Ama ne yazık ki Can Dündar gibi ilericiler(!), gericilerce gerçekleştirilmiş bu çarpıtmaların sorumluluğunu da şimdi Mustafa Kemal’e yüklemeye çalışıyorlar utanmadan, yeşil sermayeli sponsorlarının kanatları altında...”


Can Dündar ve benzerlerinin “ideolojik duruşlarını”, hedefledikleri mevkilere ulaşabilmek için “kimlerin kayığına”, hangi zamanlamayla bineceklerine dair kıvrak zekalarını bundan daha mükemmel anlatacak bir betimleme bulamadım...

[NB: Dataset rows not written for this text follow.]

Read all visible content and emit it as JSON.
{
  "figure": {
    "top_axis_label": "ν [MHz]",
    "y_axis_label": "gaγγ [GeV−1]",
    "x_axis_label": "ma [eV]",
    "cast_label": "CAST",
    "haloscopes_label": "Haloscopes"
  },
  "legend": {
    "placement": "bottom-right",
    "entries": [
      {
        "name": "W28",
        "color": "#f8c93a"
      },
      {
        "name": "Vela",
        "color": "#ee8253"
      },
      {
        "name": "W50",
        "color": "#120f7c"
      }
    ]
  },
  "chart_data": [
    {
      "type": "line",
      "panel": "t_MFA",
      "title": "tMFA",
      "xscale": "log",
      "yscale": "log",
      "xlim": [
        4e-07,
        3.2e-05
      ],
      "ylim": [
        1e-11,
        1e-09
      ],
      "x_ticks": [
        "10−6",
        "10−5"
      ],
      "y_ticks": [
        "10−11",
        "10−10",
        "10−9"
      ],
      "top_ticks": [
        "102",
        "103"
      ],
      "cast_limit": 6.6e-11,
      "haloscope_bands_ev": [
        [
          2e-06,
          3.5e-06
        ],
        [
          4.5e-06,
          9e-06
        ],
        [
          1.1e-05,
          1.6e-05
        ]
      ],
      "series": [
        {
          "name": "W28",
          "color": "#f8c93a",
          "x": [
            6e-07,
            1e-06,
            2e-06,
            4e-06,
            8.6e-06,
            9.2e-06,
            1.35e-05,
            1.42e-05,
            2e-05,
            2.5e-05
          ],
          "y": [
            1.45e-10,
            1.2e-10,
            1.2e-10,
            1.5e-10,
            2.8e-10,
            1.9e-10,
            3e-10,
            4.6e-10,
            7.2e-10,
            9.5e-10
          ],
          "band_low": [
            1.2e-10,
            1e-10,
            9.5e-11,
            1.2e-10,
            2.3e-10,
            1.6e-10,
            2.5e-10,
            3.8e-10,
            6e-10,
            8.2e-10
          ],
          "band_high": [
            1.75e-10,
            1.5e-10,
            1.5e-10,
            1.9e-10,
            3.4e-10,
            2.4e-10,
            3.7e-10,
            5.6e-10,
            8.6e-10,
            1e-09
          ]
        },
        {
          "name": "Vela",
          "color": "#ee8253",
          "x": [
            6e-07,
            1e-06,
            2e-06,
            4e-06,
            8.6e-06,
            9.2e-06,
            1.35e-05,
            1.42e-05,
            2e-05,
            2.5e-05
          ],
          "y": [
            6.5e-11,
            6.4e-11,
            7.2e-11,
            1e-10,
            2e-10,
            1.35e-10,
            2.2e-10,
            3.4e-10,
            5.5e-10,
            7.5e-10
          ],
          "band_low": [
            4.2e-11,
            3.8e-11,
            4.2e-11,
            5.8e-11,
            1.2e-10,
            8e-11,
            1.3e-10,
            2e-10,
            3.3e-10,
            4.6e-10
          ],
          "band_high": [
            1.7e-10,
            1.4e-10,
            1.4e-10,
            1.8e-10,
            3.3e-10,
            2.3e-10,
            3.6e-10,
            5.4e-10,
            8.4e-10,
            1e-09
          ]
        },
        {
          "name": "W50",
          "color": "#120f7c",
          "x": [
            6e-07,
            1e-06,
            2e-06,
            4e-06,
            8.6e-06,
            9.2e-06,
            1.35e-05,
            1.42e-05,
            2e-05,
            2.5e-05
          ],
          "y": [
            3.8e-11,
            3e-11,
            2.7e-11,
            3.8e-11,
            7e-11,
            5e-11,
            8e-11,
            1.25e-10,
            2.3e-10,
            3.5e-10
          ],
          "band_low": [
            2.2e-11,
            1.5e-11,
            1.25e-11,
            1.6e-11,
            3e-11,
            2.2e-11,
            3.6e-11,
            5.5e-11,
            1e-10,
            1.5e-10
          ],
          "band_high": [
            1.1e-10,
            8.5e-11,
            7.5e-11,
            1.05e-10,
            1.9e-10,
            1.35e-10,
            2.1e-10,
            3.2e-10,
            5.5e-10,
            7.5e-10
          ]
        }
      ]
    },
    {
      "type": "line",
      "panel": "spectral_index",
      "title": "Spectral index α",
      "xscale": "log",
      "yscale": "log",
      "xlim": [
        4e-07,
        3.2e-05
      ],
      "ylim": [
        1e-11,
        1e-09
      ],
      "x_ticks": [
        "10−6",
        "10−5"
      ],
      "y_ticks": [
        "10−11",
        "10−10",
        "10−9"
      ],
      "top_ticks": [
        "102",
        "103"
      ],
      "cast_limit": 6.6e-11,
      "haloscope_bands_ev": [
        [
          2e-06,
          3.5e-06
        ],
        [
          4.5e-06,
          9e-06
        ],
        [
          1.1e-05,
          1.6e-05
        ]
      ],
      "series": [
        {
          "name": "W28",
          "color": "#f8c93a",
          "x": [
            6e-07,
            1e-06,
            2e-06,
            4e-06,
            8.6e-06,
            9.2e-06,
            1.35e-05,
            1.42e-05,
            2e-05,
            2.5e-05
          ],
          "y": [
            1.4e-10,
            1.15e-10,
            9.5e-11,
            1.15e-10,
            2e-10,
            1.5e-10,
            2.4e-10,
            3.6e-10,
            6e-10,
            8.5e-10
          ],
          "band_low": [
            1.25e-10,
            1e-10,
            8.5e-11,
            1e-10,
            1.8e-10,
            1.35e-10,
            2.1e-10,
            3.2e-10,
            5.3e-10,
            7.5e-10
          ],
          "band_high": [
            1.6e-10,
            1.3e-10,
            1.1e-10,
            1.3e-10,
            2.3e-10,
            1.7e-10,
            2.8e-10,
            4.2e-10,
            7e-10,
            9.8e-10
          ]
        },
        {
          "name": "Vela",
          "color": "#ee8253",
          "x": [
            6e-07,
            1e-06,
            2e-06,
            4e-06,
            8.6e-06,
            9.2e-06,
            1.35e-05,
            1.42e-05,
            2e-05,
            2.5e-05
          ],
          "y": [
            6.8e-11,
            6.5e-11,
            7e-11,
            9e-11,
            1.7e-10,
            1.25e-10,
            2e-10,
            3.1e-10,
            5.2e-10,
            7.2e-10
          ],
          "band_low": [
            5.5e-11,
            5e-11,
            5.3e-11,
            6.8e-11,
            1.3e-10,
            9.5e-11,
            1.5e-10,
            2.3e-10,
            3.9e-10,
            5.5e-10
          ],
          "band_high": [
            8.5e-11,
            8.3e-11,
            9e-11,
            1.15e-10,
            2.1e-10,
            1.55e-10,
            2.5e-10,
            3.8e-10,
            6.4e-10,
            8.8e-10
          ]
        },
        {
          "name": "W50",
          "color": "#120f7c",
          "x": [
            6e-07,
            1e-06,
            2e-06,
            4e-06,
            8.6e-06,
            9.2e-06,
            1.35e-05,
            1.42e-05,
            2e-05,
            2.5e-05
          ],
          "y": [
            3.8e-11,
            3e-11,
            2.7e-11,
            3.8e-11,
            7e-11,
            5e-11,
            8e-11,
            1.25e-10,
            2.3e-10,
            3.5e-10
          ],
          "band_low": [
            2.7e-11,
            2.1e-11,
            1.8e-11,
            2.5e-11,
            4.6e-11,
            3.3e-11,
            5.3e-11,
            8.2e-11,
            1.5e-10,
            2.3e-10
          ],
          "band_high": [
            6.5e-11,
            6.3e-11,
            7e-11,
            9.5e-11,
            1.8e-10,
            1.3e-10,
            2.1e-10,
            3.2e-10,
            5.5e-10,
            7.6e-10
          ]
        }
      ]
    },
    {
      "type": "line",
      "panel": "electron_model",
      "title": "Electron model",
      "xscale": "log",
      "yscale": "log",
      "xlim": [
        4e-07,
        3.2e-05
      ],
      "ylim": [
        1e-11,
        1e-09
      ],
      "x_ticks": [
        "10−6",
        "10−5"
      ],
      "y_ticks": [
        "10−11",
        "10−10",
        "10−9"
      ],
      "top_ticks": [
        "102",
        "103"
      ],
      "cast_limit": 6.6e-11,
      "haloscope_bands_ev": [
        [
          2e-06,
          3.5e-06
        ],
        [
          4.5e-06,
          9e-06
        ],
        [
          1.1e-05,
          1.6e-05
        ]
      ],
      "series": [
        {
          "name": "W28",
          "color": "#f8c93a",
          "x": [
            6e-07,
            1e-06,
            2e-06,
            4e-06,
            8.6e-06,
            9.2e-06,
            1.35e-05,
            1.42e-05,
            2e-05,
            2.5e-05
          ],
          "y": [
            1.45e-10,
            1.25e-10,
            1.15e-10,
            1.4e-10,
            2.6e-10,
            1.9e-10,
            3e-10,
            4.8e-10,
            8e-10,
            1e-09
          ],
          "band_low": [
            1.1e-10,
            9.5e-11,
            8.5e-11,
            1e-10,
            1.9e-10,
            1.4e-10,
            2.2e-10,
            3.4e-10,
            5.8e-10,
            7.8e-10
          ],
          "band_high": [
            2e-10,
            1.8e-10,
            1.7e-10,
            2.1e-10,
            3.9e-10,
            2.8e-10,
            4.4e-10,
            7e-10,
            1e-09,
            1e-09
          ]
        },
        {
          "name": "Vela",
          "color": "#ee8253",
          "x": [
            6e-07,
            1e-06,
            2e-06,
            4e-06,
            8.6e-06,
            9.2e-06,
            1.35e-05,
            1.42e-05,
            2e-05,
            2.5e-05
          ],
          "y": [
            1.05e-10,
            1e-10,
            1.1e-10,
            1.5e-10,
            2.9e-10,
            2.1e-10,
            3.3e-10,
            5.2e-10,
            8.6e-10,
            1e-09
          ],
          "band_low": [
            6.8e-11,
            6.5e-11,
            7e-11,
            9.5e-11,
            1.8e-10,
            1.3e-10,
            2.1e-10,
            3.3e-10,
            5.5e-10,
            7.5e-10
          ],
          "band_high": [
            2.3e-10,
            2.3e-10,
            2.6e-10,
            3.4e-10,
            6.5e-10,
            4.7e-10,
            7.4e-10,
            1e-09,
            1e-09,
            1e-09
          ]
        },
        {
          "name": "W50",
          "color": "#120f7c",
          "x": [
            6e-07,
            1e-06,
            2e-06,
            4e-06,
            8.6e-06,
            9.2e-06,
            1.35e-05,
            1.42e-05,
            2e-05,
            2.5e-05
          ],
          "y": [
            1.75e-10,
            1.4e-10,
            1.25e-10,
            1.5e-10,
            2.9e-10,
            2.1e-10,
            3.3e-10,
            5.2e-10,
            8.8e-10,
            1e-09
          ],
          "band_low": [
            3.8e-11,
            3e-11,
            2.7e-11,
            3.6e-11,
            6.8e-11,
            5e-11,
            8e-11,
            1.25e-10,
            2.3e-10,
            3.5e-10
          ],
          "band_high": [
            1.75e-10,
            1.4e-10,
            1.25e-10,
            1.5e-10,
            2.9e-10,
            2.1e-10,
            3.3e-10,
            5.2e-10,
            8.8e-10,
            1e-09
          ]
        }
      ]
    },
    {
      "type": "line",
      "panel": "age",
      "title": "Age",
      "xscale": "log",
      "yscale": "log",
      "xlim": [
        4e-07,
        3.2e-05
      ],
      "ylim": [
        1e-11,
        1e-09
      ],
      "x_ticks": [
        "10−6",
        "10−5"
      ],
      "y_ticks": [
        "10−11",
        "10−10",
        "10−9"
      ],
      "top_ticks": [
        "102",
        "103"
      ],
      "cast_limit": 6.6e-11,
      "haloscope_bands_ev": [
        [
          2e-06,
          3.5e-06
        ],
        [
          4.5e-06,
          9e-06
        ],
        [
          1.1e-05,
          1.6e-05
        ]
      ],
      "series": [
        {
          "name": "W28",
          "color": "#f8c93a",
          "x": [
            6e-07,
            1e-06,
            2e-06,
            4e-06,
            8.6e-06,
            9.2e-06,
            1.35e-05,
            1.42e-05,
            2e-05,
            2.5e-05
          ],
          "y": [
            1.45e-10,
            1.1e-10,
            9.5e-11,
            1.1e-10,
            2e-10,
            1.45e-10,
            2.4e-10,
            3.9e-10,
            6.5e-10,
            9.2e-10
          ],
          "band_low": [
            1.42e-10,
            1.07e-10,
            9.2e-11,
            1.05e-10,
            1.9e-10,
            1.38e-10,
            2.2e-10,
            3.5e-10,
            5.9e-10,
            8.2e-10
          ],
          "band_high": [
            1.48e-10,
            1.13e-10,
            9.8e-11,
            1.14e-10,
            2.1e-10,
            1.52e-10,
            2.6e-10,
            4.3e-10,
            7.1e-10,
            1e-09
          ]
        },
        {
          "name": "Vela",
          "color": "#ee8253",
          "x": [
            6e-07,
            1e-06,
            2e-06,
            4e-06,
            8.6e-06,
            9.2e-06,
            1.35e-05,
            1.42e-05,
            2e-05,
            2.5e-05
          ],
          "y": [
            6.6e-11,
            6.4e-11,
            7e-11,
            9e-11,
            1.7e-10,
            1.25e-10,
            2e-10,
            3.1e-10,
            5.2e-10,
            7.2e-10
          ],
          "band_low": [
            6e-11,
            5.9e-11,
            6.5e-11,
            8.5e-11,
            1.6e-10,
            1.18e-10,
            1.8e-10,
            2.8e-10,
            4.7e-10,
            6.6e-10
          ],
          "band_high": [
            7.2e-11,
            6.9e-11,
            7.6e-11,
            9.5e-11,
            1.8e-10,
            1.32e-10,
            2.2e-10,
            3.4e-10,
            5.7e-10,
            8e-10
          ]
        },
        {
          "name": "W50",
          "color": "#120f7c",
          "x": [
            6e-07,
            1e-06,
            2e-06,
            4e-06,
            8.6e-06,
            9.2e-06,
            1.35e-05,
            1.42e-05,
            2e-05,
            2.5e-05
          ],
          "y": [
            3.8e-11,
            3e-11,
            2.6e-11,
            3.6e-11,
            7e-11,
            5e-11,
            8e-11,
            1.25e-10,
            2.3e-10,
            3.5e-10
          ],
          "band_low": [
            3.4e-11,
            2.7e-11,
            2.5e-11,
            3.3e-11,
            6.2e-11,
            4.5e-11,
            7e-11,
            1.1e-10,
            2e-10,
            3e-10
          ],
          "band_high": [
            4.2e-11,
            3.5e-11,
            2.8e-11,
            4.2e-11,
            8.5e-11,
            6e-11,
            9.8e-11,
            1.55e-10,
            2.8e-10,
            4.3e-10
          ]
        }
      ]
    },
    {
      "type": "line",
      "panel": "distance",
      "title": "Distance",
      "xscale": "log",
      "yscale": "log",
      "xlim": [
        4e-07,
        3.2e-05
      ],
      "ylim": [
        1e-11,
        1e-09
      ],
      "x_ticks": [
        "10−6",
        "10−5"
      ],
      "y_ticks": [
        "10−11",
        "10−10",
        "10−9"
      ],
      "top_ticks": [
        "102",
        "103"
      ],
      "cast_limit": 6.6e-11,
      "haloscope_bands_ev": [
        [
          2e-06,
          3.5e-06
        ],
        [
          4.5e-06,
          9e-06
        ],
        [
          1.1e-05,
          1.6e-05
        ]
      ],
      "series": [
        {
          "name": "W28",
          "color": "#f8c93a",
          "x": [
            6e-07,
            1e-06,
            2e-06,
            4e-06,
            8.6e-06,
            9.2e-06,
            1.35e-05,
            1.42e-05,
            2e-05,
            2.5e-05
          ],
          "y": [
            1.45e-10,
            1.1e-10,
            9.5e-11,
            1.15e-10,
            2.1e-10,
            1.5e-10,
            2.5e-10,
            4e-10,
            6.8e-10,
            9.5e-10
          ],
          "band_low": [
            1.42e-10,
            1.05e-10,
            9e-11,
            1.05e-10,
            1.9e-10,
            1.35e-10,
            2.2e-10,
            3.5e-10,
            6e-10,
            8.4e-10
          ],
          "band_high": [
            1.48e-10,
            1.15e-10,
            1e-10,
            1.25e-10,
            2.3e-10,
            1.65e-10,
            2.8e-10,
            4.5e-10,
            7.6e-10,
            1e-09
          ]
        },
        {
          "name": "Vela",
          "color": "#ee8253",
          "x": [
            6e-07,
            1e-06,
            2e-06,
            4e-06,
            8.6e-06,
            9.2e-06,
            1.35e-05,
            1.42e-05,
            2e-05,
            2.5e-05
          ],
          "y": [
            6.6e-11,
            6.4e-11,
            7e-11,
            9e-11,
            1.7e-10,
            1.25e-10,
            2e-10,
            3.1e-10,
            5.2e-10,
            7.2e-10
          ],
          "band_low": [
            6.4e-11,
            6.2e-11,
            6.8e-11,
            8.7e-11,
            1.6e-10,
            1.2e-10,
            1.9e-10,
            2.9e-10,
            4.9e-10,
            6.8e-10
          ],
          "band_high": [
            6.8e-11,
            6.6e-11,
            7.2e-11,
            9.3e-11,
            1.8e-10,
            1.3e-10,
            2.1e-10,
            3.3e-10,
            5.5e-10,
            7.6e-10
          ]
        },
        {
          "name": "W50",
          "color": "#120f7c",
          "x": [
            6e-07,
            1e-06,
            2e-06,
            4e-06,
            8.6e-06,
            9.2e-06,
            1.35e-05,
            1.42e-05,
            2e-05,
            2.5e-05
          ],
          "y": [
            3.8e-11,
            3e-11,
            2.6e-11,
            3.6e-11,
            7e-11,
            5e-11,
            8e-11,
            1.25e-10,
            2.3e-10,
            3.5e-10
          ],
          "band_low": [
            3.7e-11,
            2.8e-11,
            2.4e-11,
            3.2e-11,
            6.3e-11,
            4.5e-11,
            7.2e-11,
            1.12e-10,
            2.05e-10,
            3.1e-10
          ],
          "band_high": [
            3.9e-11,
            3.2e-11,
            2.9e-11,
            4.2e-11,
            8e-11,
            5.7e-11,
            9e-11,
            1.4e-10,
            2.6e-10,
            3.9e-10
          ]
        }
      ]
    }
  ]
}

Can Dündar, “geçici bir ayrılık, 1, 1.5 ay sonra döneceğim, düşmanlar sevinmesin” diyor. “Boşuna kürek çekme” birader;  Senin “Mustafa” dan, “Selahattin”e” uzanan çizginin raf ömrü tükendi. Sırada kullanılmaya elverişli başka ilericiler(!) o koltuğa oturmak için bekleşiyor... Doğrusu da budur zaten...


-Yeni döneme yeni piyon! Sanal kahramanların kaderidir bu aynı zamanda!..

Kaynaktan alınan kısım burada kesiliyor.